This is not to say that Alec Baldwin will necessarily run for mayor, but as the recent incident—in which he was deplaned for refusing to turn off his iPhone, and then tweeted his outrage—shows yet again, he has the disgusted temperament of many who’ve ruled this impossible town (and many of us who live in it). Yes, his ex-wife, Kim Basinger, reportedly called him a “tin-pot tyrant,” but Baldwin is both a delightfully needy and generous public figure. He’s been drafting himself for service for years; something about his life doesn’t seem to quite satisfy his sense of his own potential. For all his success—Glengarry Glen Ross, The Hunt for Red October, 30 Rock’s Jack Donaghy—he’s yearned to do something more serious. Which is why he opines for the Huffington Post, has a public-radio podcast, and spent much of the past year baiting right-wingers on Twitter.
“Would I want to be the mayor of New York?” he asks, as courtly yet impatient as Donaghy. “Probably. Would I want to run for mayor of New York? Probably not.” He knows it’s easier to rule by Twitter (though he deactivated his account last week). He’s made room for himself to run, however: His current 30 Rock contract will let him out at the end of 2012, and he’s planning on switching his official residence from Amagansett to his nearly $12 million Village penthouse (he’s sick of keeping the diaries of his whereabouts required by tax authorities). As for his would-be platform, it’s “to develop public policy that is more inclusive to average New Yorkers who don’t have other residences—they’re not Europeans or Hamptons people.” In other words, people not too much like him.

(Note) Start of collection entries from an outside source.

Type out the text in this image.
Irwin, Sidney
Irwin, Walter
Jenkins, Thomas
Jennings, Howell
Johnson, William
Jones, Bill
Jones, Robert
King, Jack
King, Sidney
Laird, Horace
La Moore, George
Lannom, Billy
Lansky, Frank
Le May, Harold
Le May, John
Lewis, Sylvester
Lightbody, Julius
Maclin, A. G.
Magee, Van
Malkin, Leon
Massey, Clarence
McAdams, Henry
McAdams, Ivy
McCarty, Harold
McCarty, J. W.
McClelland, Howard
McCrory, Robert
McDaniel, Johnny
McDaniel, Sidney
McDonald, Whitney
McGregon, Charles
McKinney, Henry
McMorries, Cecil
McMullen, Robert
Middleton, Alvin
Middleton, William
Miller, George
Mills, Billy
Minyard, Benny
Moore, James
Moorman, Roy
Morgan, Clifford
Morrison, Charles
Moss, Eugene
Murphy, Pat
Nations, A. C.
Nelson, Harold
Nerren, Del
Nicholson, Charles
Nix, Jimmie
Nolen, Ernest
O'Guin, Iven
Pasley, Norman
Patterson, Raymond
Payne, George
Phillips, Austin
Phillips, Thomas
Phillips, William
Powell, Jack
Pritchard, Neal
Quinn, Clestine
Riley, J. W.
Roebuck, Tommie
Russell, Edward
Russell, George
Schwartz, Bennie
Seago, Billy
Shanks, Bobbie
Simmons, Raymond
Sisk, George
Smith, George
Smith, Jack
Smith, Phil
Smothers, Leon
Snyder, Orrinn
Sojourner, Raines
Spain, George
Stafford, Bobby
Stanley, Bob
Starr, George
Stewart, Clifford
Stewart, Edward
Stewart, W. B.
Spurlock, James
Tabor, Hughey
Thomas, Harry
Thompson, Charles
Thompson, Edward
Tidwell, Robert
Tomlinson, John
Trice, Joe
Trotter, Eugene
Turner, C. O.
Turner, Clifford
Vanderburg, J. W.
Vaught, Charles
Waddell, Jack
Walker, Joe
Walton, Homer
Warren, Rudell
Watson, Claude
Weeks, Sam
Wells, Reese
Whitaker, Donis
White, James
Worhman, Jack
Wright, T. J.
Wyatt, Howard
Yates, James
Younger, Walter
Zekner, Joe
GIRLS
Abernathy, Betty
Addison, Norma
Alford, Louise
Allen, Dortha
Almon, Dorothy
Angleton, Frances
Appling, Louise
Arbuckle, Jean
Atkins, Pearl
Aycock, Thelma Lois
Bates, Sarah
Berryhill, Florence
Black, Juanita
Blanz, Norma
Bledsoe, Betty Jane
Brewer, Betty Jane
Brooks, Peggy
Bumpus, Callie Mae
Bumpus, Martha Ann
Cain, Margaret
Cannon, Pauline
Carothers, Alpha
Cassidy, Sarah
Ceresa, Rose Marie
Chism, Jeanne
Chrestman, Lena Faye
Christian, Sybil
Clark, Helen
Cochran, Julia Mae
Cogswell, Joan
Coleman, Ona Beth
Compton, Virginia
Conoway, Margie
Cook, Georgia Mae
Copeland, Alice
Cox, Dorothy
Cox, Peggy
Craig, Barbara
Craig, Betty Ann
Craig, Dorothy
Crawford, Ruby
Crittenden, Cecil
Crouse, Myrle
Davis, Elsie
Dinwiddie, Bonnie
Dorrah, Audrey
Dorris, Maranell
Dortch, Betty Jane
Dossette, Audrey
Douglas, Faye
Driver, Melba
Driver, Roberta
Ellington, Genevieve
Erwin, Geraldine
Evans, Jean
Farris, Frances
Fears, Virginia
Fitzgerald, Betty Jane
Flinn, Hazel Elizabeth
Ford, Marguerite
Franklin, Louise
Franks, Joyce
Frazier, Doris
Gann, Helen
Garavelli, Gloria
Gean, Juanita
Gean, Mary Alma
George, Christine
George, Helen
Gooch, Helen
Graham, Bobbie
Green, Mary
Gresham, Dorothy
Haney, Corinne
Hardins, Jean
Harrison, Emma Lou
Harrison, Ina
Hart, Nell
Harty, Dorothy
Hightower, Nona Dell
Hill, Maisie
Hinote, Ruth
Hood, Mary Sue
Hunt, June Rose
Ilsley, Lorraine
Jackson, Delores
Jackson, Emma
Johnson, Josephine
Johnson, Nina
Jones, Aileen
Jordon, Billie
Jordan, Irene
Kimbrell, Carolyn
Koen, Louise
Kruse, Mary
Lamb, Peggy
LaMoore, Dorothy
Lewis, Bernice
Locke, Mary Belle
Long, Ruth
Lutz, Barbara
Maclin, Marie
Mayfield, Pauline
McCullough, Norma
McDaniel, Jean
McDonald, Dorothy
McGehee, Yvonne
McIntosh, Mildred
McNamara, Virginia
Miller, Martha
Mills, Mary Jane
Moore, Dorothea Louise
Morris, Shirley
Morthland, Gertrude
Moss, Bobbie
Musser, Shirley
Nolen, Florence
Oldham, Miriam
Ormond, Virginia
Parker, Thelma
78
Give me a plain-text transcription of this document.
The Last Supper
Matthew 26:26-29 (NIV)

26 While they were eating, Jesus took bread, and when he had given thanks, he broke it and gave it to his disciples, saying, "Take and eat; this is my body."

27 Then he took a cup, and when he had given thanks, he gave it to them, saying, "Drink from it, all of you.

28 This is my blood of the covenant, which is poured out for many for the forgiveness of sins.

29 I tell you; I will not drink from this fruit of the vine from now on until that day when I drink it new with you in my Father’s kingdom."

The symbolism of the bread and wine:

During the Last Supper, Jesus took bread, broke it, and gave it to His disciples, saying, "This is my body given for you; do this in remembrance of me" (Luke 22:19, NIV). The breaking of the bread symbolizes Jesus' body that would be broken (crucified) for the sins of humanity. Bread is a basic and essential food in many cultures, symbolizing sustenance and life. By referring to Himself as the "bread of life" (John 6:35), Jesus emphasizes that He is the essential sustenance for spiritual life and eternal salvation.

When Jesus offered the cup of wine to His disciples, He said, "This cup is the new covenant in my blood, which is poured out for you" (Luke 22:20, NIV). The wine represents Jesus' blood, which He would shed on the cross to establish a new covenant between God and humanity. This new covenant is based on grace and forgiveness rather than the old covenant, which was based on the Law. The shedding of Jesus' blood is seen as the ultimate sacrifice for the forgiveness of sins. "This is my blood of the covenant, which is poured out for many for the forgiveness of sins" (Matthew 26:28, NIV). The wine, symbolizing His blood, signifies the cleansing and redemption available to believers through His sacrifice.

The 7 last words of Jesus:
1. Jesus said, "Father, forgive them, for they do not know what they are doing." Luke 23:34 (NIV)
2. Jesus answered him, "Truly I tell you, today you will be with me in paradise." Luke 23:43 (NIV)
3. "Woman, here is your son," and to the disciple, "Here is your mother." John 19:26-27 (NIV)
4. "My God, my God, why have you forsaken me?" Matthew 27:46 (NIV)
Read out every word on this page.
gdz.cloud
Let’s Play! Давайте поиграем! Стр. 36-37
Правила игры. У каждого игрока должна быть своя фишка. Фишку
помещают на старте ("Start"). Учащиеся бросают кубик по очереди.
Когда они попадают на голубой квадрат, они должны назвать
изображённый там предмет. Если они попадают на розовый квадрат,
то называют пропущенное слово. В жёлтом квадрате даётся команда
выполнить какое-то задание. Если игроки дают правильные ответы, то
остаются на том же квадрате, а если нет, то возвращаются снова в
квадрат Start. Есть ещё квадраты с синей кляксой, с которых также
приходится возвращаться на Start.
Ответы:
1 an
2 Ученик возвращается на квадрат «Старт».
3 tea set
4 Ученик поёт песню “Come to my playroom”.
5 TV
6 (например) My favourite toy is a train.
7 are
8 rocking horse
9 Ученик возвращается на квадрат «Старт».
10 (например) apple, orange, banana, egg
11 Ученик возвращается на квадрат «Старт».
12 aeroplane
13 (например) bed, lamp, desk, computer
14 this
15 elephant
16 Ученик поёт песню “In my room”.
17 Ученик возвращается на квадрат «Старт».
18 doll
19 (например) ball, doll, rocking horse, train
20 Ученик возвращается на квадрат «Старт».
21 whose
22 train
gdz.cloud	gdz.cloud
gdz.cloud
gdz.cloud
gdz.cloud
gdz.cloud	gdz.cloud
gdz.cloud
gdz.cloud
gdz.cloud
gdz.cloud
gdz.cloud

He supported Occupy Wall Street—up to their “bashing of wealthy people, or perceived wealthy people.” (“I don’t have a private jet,” though if he did, presumably the flight attendants would be more agreeable.) But he’s alarmed that “the average man” in 2011 must “stress about making ends meet. Or maybe it’s just that the ones who are struggling are noisier now.” Either way, “what really defines New York is that there are so many people who are very very wealthy, they could live somewhere else at probably half the cost, but they want to live in a real city, with the people struggling to succeed.” And would having Jack Donaghy (“That very self-important character—lacking in self-awareness and in other times having real self-awareness,” as Baldwin puts it; “I’m really nothing like that character at all”) as mayor really be so bad?